If you'd prefer to store your metadata somewhere else and just be able to detect moves/renames on the same NTFS volume, you can use the GetFileInformationByHandle API call (see MSDN /en-us/library/aa364952(VS.85).aspx) to get the unique ID of the folder (combine VolumeSerialNumber and FileIndex members). This ID will not change if the file/folder is moved/renamed on the same volume.
How about storing some random integers ri, and looking up bytes (ri mod n) where n is the size of file? For files with headers, you can ignore them first and then do this process on the remaining bytes.
If your files are actually pretty different (not just a difference in a single byte somewhere, but say at least 1% different), then a random selection of bytes would notice that. For example, with a 1% difference in bytes, 100 random bytes would fail to notice with probability 1/e ~ 37%; increasing the number of bytes you look at makes this probability go down exponentially.
The idea behind using random bytes is that they are essentially guaranteed (well, probabilistically speaking) to be as good as any other sequence of bytes, except they aren't susceptible to some of the problems with other sequences (e.g. happening to look at every 256-th byte of a file format where that byte is required to be 0 or something).
Some more advice:
Instead of grabbing bytes, grab larger chunks to justify the cost of seeking.
I would suggest always looking at the first block or so of the file. From this, you can determine filetype and such. (For example, you could use the file program.)
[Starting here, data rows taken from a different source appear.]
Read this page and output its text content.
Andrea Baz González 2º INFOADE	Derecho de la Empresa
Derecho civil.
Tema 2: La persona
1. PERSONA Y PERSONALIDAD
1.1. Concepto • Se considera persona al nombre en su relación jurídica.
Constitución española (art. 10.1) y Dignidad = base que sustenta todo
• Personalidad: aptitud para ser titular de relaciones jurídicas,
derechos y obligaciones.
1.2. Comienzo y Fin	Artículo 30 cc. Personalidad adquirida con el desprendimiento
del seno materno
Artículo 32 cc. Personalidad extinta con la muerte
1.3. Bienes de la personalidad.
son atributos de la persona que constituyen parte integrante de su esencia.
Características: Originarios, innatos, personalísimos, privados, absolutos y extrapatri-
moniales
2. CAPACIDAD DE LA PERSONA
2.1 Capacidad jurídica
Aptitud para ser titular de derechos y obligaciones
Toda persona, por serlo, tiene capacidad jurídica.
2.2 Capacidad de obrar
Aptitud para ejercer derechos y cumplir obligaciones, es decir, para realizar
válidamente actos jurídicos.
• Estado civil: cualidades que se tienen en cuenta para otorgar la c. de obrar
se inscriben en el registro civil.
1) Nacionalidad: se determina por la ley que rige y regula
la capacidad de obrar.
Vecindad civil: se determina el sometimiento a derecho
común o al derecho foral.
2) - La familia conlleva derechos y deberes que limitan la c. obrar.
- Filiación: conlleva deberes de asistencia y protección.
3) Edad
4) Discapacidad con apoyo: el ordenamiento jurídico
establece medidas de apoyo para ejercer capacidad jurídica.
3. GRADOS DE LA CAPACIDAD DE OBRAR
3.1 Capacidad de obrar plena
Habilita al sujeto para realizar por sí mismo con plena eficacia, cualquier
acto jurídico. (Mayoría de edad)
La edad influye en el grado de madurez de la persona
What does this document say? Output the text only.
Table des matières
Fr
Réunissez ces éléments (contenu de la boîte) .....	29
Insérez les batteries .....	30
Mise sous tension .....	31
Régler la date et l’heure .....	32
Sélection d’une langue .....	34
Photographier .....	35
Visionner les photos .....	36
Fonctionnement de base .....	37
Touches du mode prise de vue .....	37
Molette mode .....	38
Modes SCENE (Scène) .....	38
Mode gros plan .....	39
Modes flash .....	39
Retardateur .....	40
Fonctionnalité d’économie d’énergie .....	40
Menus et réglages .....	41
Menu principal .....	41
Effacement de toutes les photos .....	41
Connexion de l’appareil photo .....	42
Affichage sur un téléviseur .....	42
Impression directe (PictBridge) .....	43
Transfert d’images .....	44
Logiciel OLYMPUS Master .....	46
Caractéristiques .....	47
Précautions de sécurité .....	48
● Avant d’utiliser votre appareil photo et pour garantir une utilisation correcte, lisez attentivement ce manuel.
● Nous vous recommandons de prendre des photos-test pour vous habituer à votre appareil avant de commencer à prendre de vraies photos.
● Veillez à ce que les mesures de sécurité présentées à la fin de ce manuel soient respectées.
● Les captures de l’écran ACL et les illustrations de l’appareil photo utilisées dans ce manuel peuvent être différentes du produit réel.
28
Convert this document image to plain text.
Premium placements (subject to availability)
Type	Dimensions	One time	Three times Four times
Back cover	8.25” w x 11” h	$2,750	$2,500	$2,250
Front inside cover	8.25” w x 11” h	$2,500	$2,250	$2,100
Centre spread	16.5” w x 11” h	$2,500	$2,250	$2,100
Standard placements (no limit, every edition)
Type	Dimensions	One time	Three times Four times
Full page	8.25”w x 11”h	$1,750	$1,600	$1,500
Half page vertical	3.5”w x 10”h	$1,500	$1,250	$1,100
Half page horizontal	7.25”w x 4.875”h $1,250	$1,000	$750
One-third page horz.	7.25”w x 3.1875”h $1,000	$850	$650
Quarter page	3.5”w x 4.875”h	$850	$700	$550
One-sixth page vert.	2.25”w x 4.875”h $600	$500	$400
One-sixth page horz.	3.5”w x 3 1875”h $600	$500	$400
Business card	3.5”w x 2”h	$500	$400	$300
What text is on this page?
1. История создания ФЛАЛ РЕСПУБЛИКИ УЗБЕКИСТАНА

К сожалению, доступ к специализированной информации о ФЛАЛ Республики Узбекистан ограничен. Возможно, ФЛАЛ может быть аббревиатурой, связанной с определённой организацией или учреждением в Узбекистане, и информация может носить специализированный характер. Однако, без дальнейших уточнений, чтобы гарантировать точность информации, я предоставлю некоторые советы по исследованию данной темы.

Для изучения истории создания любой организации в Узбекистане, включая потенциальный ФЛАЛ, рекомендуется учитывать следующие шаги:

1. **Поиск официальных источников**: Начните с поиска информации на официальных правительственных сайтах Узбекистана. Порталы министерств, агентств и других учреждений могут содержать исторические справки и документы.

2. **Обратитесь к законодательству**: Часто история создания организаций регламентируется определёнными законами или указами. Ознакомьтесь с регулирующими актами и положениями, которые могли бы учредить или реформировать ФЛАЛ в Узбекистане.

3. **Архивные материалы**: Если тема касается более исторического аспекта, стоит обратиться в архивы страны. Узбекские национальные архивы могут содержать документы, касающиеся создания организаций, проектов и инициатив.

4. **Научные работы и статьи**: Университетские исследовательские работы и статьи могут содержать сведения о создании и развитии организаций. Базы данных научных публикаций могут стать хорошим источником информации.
At least weigh the cost/benefit of something like a CRC of the entire file. It's not as expensive as a real cryptographic hash function, but still requires reading the entire file. The upside is it will notice single-byte differences.
Well, first you need to look more deeply into how filesystems work. Which filesystems will you be working with? Most filesystems support things like hard links and soft links and therefore "filename" information is not necessarily stored in the metadata of the file itself.
Actually, this is the whole point of a stackable layered filesystem, that you can extend it in various ways, say to support compression or encryption. This is what "vnodes" are all about. You could actually do this in several ways. Some of this is very dependent on the platform you are looking at. This is much simpler on UNIX/Linux systems that use a VFS concept. You could implement your own layer on tope of ext3 for instance or what have you.
**
After reading your edits, a couplre more things. File systems already do this, as mentioned before, using things like inodes. Hashing is probably going to be a bad idea not just because it is expensive but because two or more preimages can share the same image; that is to say that two entirely different files can have the same hashed value. I think what you really want to do is exploit the metadata of that the filesystem already exposes. This would be simpler on an open source system, of course. :)
Which bytes should I choose for the sample?
I think that I would try to use some arithmetic progression like Fibonacci numbers. These are easy to calculate, and they have a diminishing density. Small files would have a higher sample ratio than big files, and the sample would still go over spots in the whole file.
This work sounds like it could be more effectively implemented at the filesystem level or with some loose approximation of a version control system (both?).
To address the original question, you could keep a database of (file size, bytes hashed, hash) for each file and try to minimize the number of bytes hashed for each file size. Whenever you detect a collision you either have an identical file, or you increase the hash length to go just past the first difference.
There's undoubtedly optimizations to be made and CPU vs. I/O tradeoffs as well, but it's a good start for something that won't have false-positives.